We will provide applied researchers with tutorials designed to demystify complex mathematical and statistical concepts used in the latest developments of targeted machine learning estimation. Furthermore, we propose to implement the latest TMLE developments in Stata, a statistical software favoured by most applied researchers in public health, health economics, epidemiology and clinical science. We will extend the eltmle (https://github.com/migariane/eltmle) Stata command we developed, together with extensive help file, by adding new functionalities to allow robust statistical inference. Furthermore, we plan the publication of a simple yet detailed article in the Stata Journal, online tutorials and empirical applications illustrating the use of eltmle. Lastly, we will provide demonstrations of the good properties of TMLE in simulated scenarios.
We will apply eltmle command to estimate how working environment causally affects cancer incidence and mortality, and to evaluate the causal effect of the type of colon cancer surgery (laparoscopy vs. open) on 30-day mortality.

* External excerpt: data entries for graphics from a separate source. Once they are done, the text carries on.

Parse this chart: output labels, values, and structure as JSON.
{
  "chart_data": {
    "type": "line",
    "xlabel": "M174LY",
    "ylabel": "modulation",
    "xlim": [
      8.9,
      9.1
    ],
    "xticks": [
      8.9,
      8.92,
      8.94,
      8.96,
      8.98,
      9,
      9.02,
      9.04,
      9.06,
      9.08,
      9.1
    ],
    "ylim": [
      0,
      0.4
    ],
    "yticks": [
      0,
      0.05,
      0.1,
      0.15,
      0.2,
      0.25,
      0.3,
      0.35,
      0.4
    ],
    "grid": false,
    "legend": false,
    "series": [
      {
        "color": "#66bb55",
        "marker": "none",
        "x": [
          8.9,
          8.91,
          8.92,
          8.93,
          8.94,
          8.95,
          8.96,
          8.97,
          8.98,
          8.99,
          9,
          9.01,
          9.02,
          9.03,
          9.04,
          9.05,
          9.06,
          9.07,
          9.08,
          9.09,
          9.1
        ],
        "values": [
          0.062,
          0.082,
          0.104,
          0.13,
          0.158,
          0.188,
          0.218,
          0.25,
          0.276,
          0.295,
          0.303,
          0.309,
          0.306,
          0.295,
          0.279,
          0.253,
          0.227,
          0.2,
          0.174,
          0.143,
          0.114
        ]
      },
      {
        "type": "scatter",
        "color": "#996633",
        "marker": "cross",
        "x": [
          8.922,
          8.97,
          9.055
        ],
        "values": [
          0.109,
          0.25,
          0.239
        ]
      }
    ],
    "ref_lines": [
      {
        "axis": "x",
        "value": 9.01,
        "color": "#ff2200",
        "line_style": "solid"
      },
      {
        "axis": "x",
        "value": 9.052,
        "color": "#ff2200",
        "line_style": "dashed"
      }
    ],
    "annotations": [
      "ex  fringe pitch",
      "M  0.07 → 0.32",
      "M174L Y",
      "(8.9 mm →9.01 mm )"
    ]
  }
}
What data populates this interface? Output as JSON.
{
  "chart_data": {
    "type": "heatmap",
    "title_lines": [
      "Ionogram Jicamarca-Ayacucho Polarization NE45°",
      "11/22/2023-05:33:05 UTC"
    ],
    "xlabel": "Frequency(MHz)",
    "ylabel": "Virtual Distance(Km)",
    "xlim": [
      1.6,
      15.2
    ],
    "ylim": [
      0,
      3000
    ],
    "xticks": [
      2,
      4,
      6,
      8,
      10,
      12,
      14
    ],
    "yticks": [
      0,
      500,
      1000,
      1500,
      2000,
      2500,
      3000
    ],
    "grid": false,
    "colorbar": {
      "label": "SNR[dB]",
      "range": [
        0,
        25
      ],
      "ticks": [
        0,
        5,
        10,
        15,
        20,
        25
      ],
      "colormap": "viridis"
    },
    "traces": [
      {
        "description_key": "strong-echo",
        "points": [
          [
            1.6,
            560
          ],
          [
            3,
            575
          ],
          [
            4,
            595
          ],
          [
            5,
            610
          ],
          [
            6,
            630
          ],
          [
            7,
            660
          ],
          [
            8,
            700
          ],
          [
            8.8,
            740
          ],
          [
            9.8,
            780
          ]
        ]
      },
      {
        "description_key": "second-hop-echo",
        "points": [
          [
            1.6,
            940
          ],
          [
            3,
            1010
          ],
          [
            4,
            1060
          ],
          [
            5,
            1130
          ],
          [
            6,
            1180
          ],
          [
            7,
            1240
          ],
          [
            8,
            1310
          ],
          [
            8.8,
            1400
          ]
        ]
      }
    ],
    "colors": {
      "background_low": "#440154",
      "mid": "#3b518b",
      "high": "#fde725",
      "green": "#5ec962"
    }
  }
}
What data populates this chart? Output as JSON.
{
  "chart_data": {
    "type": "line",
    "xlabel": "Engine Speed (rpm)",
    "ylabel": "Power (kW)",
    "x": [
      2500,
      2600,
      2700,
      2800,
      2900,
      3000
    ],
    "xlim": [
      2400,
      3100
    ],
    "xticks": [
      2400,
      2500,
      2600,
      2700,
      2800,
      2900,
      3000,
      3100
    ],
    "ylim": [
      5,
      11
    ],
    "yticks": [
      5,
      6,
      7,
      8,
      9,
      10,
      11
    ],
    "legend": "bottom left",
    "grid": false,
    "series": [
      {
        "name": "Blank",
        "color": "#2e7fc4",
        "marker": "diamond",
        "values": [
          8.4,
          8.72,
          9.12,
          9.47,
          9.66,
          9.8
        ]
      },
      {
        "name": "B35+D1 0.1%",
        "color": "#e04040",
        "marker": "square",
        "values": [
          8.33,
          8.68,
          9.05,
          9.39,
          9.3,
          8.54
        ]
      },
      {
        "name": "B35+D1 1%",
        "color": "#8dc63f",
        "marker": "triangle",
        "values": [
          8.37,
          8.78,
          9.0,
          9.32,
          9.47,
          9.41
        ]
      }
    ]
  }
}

Our dissemination strategy will target both applied researchers and stakeholders. It includes several channels, from classical publications and conference presentations, to dissemination through online open-source tutorials and technical support using open-source tools such as GitHub, as well as early engagement with stakeholders to develop the applied studies. Furthermore, we will run a two-day workshop hosted at the London School of Hygiene and Tropical Medicine, aiming to foster a network of eltmle users.

Technical Summary

Often, questions that motivate studies in the health, social and behavioral sciences are causal but tend to be answered using classical statistical methods. However, causal inference methods are needed when causality cannot be guaranteed by design (i.e., observational studies) or when randomisation fails and does not provide the required balance in trials. Over the years, rapid ongoing advances in the field of causal inference for observational data have resulted in several algorithms to estimate the causal effects of a treatment on an outcome. Recently, data-adaptive estimation using machine learning techniques has been incorporated in the development of causal inference estimators. One of these algorithms is the targeted maximum likelihood estimation (TMLE). TMLE is a semiparametric double-robust, efficient substitution estimator allowing for data-adaptive estimation while obtaining valid statistical inference. In addition to being double-robust, TMLE allows the inclusion of machine learning algorithms that minimise the risk of model misspecification, a problem that persists for competing estimators. Nonetheless, TMLE rests on relatively complex statistical and mathematical concepts that need to be demystified for wider adoption. Furthermore, some questions remain for statistical inference in non-parametric settings (i.e., confidence intervals nominal coverage). This is an area of ongoing work where cross-validation is used to overcome TMLE issues in non-parametric settings (i.e., Donsker class condition). The Donsker class condition refers to the smoothness needed in finite samples to assume asymptotic linearity and implement statistical inference based on the influence function. We plan to extend a previous Stata implementation of TMLE we developed to implement the most recent theoretical advances: i) to produce robust statistical inference in finite samples, and ii) to include other functionalities making the package readily accessible for applied researchers.